Each unit would have frontage on an internal street system and the live-work units would front onto Wellington Road 7.

Units would have their own driveways, plus internal visitor parking. There would also be bike storage, a park and access to nearby hiking trails.

The project requires an official plan amendment change to go from highway/commercial zoning to highway/commercial exception.

The company hosted an informal open house to introduce the concept to interested parties and based on that feedback, a few changes have been made.

“We did resubmit,” said Theodore, noting the revised plan has wider sidewalks, higher fencing and a centre turn lane from Wellington Road 7 into the townhome community.

“But the big thing is the eight-storey apartment building. We removed that based on what we heard at that meeting.”

Theodore said the company will install a crosswalk at the David Street/Middlebrook Road intersection and take its aesthetic cues from the Dalby House in downtown Elora, with its arched windows and stately appearance.

Other feedback was to align the main entrance to the development with South Street across the road as that was thought to be safer for entering and exiting the site.

“We want to keep the central driveway,” Theodore said, adding it is important to internal traffic flow and access to internal amenities like the central park.
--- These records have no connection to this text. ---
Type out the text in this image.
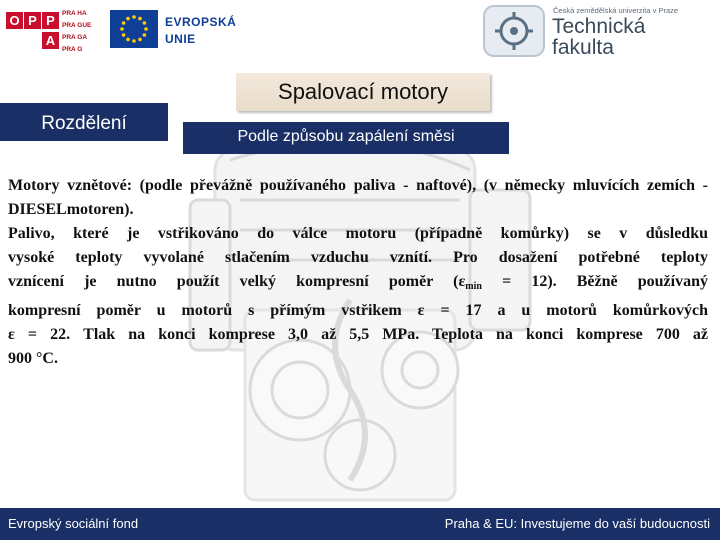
O P P
A
PRA HA
PRA GUE
PRA GA
PRA G
EVROPSKÁ
UNIE
Česká zemědělská univerzita v Praze
Technická
fakulta
Spalovací motory
Rozdělení
Podle způsobu zapálení směsi
Motory vznětové: (podle převážně používaného paliva - naftové), (v německy mluvících zemích - DIESELmotoren).
Palivo, které je vstřikováno do válce motoru (případně komůrky) se v důsledku
vysoké teploty vyvolané stlačením vzduchu vznítí. Pro dosažení potřebné teploty
vznícení je nutno použít velký kompresní poměr $(\varepsilon_{min} = 12)$. Běžně používaný
kompresní poměr u motorů s přímým vstřikem ε = 17 a u motorů komůrkových
ε = 22. Tlak na konci komprese 3,0 až 5,5 MPa. Teplota na konci komprese 700 až
900 °C.
Evropský sociální fond	Praha & EU: Investujeme do vaší budoucnosti
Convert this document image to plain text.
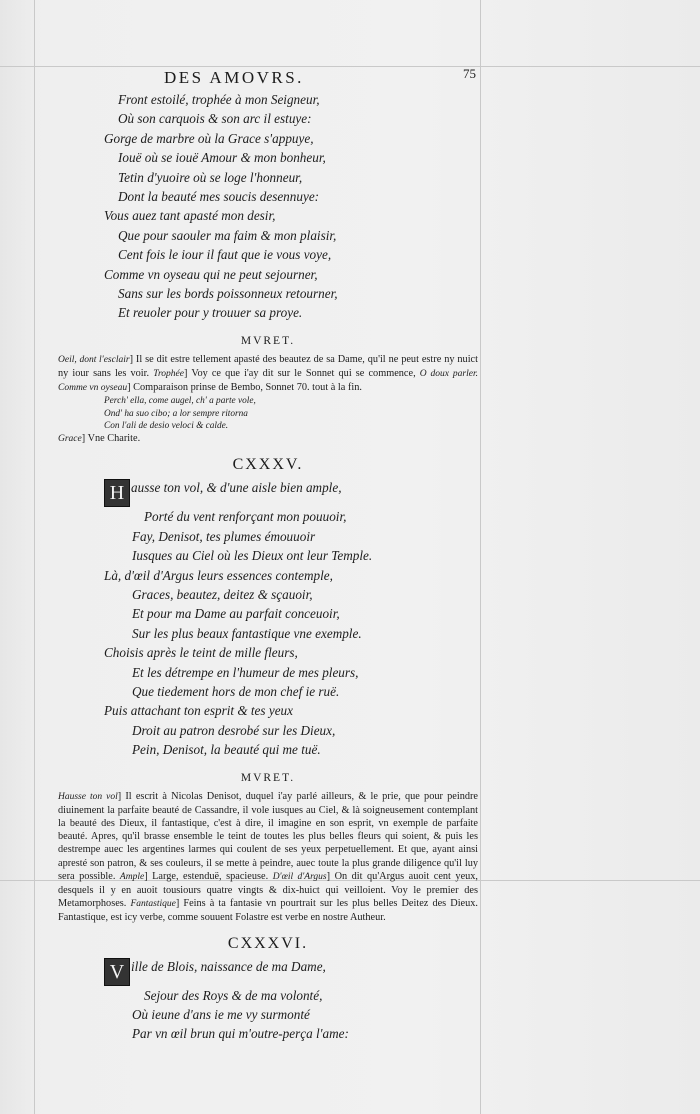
DES AMOVRS.	75
Front estoilé, trophée à mon Seigneur,
Où son carquois & son arc il estuye:
Gorge de marbre où la Grace s'appuye,
Iouë où se iouë Amour & mon bonheur,
Tetin d'yuoire où se loge l'honneur,
Dont la beauté mes soucis desennuye:
Vous auez tant apasté mon desir,
Que pour saouler ma faim & mon plaisir,
Cent fois le iour il faut que ie vous voye,
Comme vn oyseau qui ne peut sejourner,
Sans sur les bords poissonneux retourner,
Et reuoler pour y trouuer sa proye.
MVRET.
Oeil, dont l'esclair] Il se dit estre tellement apasté des beautez de sa Dame, qu'il ne peut estre ny nuict ny iour sans les voir. Trophée] Voy ce que i'ay dit sur le Sonnet qui se commence, O doux parler. Comme vn oyseau] Comparaison prinse de Bembo, Sonnet 70. tout à la fin.
Perch' ella, come augel, ch' a parte vole,
Ond' ha suo cibo; a lor sempre ritorna
Con l'ali de desio veloci & calde.
Grace] Vne Charite.
CXXXV.
H ausse ton vol, & d'une aisle bien ample,
Porté du vent renforçant mon pouuoir,
Fay, Denisot, tes plumes émouuoir
Iusques au Ciel où les Dieux ont leur Temple.
Là, d'œil d'Argus leurs essences contemple,
Graces, beautez, deitez & sçauoir,
Et pour ma Dame au parfait conceuoir,
Sur les plus beaux fantastique vne exemple.
Choisis après le teint de mille fleurs,
Et les détrempe en l'humeur de mes pleurs,
Que tiedement hors de mon chef ie ruë.
Puis attachant ton esprit & tes yeux
Droit au patron desrobé sur les Dieux,
Pein, Denisot, la beauté qui me tuë.
MVRET.
Hausse ton vol] Il escrit à Nicolas Denisot, duquel i'ay parlé ailleurs, & le prie, que pour peindre diuinement la parfaite beauté de Cassandre, il vole iusques au Ciel, & là soigneusement contemplant la beauté des Dieux, il fantastique, c'est à dire, il imagine en son esprit, vn exemple de parfaite beauté. Apres, qu'il brasse ensemble le teint de toutes les plus belles fleurs qui soient, & puis les destrempe auec les argentines larmes qui coulent de ses yeux perpetuellement. Et que, ayant ainsi apresté son patron, & ses couleurs, il se mette à peindre, auec toute la plus grande diligence qu'il luy sera possible. Ample] Large, estenduë, spacieuse. D'œil d'Argus] On dit qu'Argus auoit cent yeux, desquels il y en auoit tousiours quatre vingts & dix-huict qui veilloient. Voy le premier des Metamorphoses. Fantastique] Feins à ta fantasie vn pourtrait sur les plus belles Deitez des Dieux. Fantastique, est icy verbe, comme souuent Folastre est verbe en nostre Autheur.
CXXXVI.
V ille de Blois, naissance de ma Dame,
Sejour des Roys & de ma volonté,
Où ieune d'ans ie me vy surmonté
Par vn œil brun qui m'outre-perça l'ame:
Melinda Croft was the only one to delegate.

While she’s not opposed to more housing, she has concerns as her property fronts onto Middlebrook Road and its back border would meet with the back end of the townhouse community.

Her business is a farm that grows and sells sunflowers. It gets a lot of visitors in late summer when the sunflowers are in bloom.

She had a list of requests of the developer, from keeping dust down during construction, to taller privacy fences across the back rather than the chain link fencing proposed, to concerns about grading and possible flooding of their driveway.

Theodore was optimistic solutions could be worked out.

No decision was made at the meeting. The proposal will return to council at a future date.